Where this lives. Explicit in 2. Family Society State - Aristotelian Secular Ethics. Threaded through almost everything I write because she is in the room (literally and metaphorically) for almost everything I write.

Useful as a check against. Any framework that treats love as a bias to be corrected rather than as data about what kind of creature is doing the philosophizing. Also useful as a check against my own intellectual drift: if a position I’m working out can’t survive being applied to her, that’s a tell that I’ve gone wrong somewhere.


What’s Missing From This Page (On Purpose)
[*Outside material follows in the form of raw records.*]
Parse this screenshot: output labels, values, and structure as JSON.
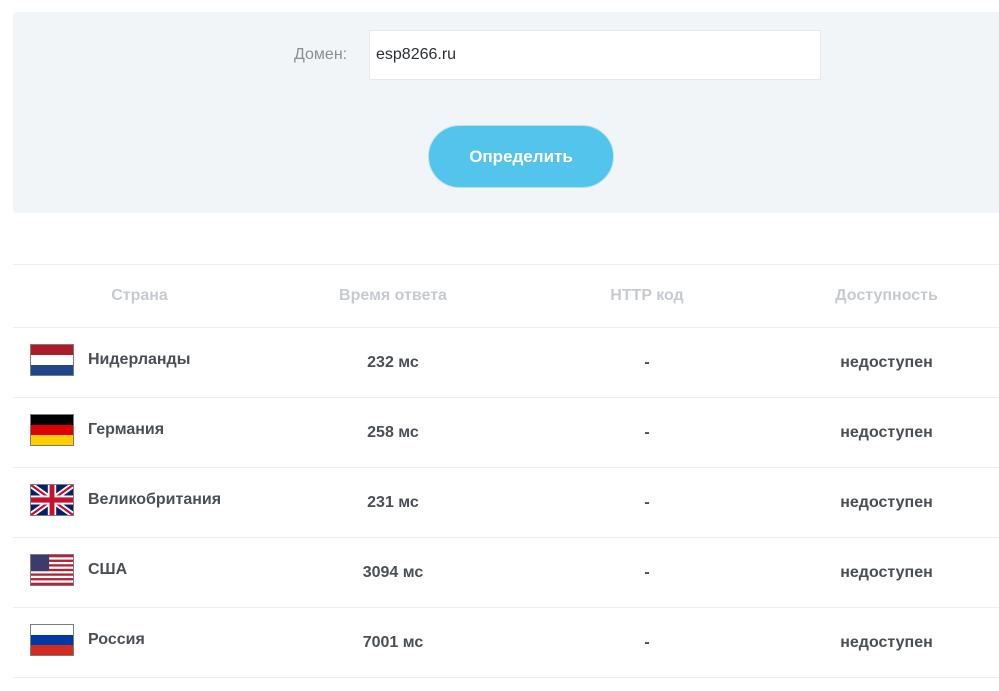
{
  "form": {
    "domain_label": "Домен:",
    "domain_value": "esp8266.ru",
    "submit_label": "Определить"
  },
  "table": {
    "headers": {
      "country": "Страна",
      "response_time": "Время ответа",
      "http_code": "HTTP код",
      "availability": "Доступность"
    },
    "rows": [
      {
        "flag_icon": "netherlands-flag-icon",
        "country": "Нидерланды",
        "time": "232 мс",
        "code": "-",
        "status": "недоступен"
      },
      {
        "flag_icon": "germany-flag-icon",
        "country": "Германия",
        "time": "258 мс",
        "code": "-",
        "status": "недоступен"
      },
      {
        "flag_icon": "uk-flag-icon",
        "country": "Великобритания",
        "time": "231 мс",
        "code": "-",
        "status": "недоступен"
      },
      {
        "flag_icon": "usa-flag-icon",
        "country": "США",
        "time": "3094 мс",
        "code": "-",
        "status": "недоступен"
      },
      {
        "flag_icon": "russia-flag-icon",
        "country": "Россия",
        "time": "7001 мс",
        "code": "-",
        "status": "недоступен"
      }
    ]
  },
  "colors": {
    "button": "#53c4ec",
    "status_unavailable": "#e2000a",
    "panel_background": "#f2f5f7"
  }
}
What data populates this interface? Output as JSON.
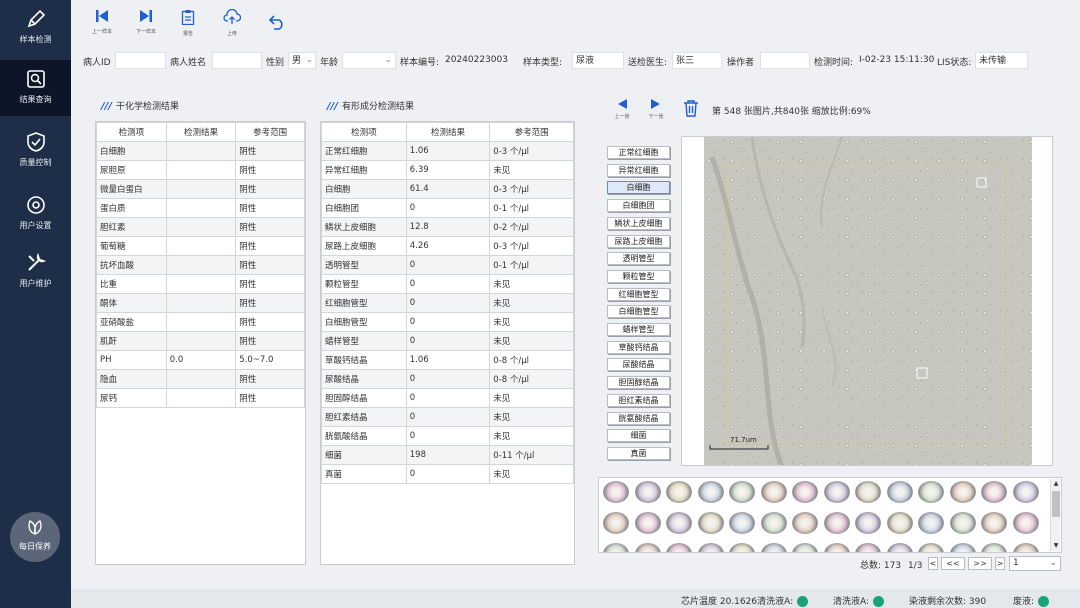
{
  "nav": {
    "sample_detect": "样本检测",
    "result_query": "结果查询",
    "quality_control": "质量控制",
    "user_settings": "用户设置",
    "user_maintenance": "用户维护",
    "daily_maintenance": "每日保养"
  },
  "toolbar": {
    "prev_sample": "上一样本",
    "next_sample": "下一样本",
    "report": "报告",
    "upload": "上传"
  },
  "form": {
    "patient_id_label": "病人ID",
    "patient_id_value": "",
    "patient_name_label": "病人姓名",
    "patient_name_value": "",
    "gender_label": "性别",
    "gender_value": "男",
    "age_label": "年龄",
    "age_value": "",
    "sample_no_label": "样本编号:",
    "sample_no_value": "20240223003",
    "sample_type_label": "样本类型:",
    "sample_type_value": "尿液",
    "doctor_label": "送检医生:",
    "doctor_value": "张三",
    "operator_label": "操作者",
    "operator_value": "",
    "test_time_label": "检测时间:",
    "test_time_value": "I-02-23 15:11:30",
    "lis_label": "LIS状态:",
    "lis_value": "未传输"
  },
  "dry_chem": {
    "title": "干化学检测结果",
    "headers": [
      "检测项",
      "检测结果",
      "参考范围"
    ],
    "rows": [
      {
        "item": "白细胞",
        "result": "",
        "ref": "阴性"
      },
      {
        "item": "尿胆原",
        "result": "",
        "ref": "阴性"
      },
      {
        "item": "微量白蛋白",
        "result": "",
        "ref": "阴性"
      },
      {
        "item": "蛋白质",
        "result": "",
        "ref": "阴性"
      },
      {
        "item": "胆红素",
        "result": "",
        "ref": "阴性"
      },
      {
        "item": "葡萄糖",
        "result": "",
        "ref": "阴性"
      },
      {
        "item": "抗坏血酸",
        "result": "",
        "ref": "阴性"
      },
      {
        "item": "比重",
        "result": "",
        "ref": "阴性"
      },
      {
        "item": "酮体",
        "result": "",
        "ref": "阴性"
      },
      {
        "item": "亚硝酸盐",
        "result": "",
        "ref": "阴性"
      },
      {
        "item": "肌酐",
        "result": "",
        "ref": "阴性"
      },
      {
        "item": "PH",
        "result": "0.0",
        "ref": "5.0~7.0",
        "abnormal": true
      },
      {
        "item": "隐血",
        "result": "",
        "ref": "阴性"
      },
      {
        "item": "尿钙",
        "result": "",
        "ref": "阴性"
      }
    ]
  },
  "formed": {
    "title": "有形成分检测结果",
    "headers": [
      "检测项",
      "检测结果",
      "参考范围"
    ],
    "rows": [
      {
        "item": "正常红细胞",
        "result": "1.06",
        "ref": "0-3 个/μl"
      },
      {
        "item": "异常红细胞",
        "result": "6.39",
        "ref": "未见",
        "abnormal": true
      },
      {
        "item": "白细胞",
        "result": "61.4",
        "ref": "0-3 个/μl",
        "abnormal": true
      },
      {
        "item": "白细胞团",
        "result": "0",
        "ref": "0-1 个/μl"
      },
      {
        "item": "鳞状上皮细胞",
        "result": "12.8",
        "ref": "0-2 个/μl",
        "abnormal": true
      },
      {
        "item": "尿路上皮细胞",
        "result": "4.26",
        "ref": "0-3 个/μl",
        "abnormal": true
      },
      {
        "item": "透明管型",
        "result": "0",
        "ref": "0-1 个/μl"
      },
      {
        "item": "颗粒管型",
        "result": "0",
        "ref": "未见"
      },
      {
        "item": "红细胞管型",
        "result": "0",
        "ref": "未见"
      },
      {
        "item": "白细胞管型",
        "result": "0",
        "ref": "未见"
      },
      {
        "item": "蜡样管型",
        "result": "0",
        "ref": "未见"
      },
      {
        "item": "草酸钙结晶",
        "result": "1.06",
        "ref": "0-8 个/μl"
      },
      {
        "item": "尿酸结晶",
        "result": "0",
        "ref": "0-8 个/μl"
      },
      {
        "item": "胆固醇结晶",
        "result": "0",
        "ref": "未见"
      },
      {
        "item": "胆红素结晶",
        "result": "0",
        "ref": "未见"
      },
      {
        "item": "胱氨酸结晶",
        "result": "0",
        "ref": "未见"
      },
      {
        "item": "细菌",
        "result": "198",
        "ref": "0-11 个/μl",
        "abnormal": true
      },
      {
        "item": "真菌",
        "result": "0",
        "ref": "未见"
      }
    ]
  },
  "viewer": {
    "prev_label": "上一张",
    "next_label": "下一张",
    "info": "第 548 张图片,共840张 缩放比例:69%",
    "scale_label": "71.7um",
    "categories": [
      "正常红细胞",
      "异常红细胞",
      "白细胞",
      "白细胞团",
      "鳞状上皮细胞",
      "尿路上皮细胞",
      "透明管型",
      "颗粒管型",
      "红细胞管型",
      "白细胞管型",
      "蜡样管型",
      "草酸钙结晶",
      "尿酸结晶",
      "胆固醇结晶",
      "胆红素结晶",
      "胱氨酸结晶",
      "细菌",
      "真菌"
    ],
    "selected_category": "白细胞"
  },
  "thumbs": {
    "total_label": "总数: 173",
    "page": "1/3",
    "first": "<",
    "prev": "<<",
    "next": ">>",
    "last": ">",
    "page_select": "1"
  },
  "status": {
    "chip_temp": "芯片温度 20.1626清洗液A:",
    "clean_a": "清洗液A:",
    "dye_remaining": "染液剩余次数: 390",
    "waste": "废液:"
  },
  "colors": {
    "accent": "#1f5fd0",
    "sidebar": "#1f2e48",
    "abnormal": "#e02020",
    "ok_dot": "#1aa37a"
  }
}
  • A theory of free will. I don’t have one I’m satisfied with. I’m a soft-determinist in practice and a “the question is probably ill-posed” agnostic in theory, and I’m not going to dignify that with a numbered position until I’ve done more work on it.
  • An aesthetics. I have strong opinions about art, music, and writing, but they don’t yet form a defensible position that belongs on a page like this one.
  • A complete metaethics. See entry 2. The whole point of The Weight Problem is that I don’t have one yet.
  • A political philosophy. The seeds are in entries 1, 3, and 6 but I haven’t written the integrating piece yet. When I do it’ll get its own entry here.

When to Update This Page

  • When a position genuinely changes (not when I have a passing doubt — when I no longer hold the position the way it’s written here).
  • When a tension between two positions resolves, sharpens, or moves to its own sketch.
  • When a missing position from the section above gets enough work behind it to be added.
  • When something I read forces a revision I hadn’t expected — that’s exactly the kind of thing this page exists to track.

This page is supposed to be honest, not stable. Stability would mean I’d stopped thinking.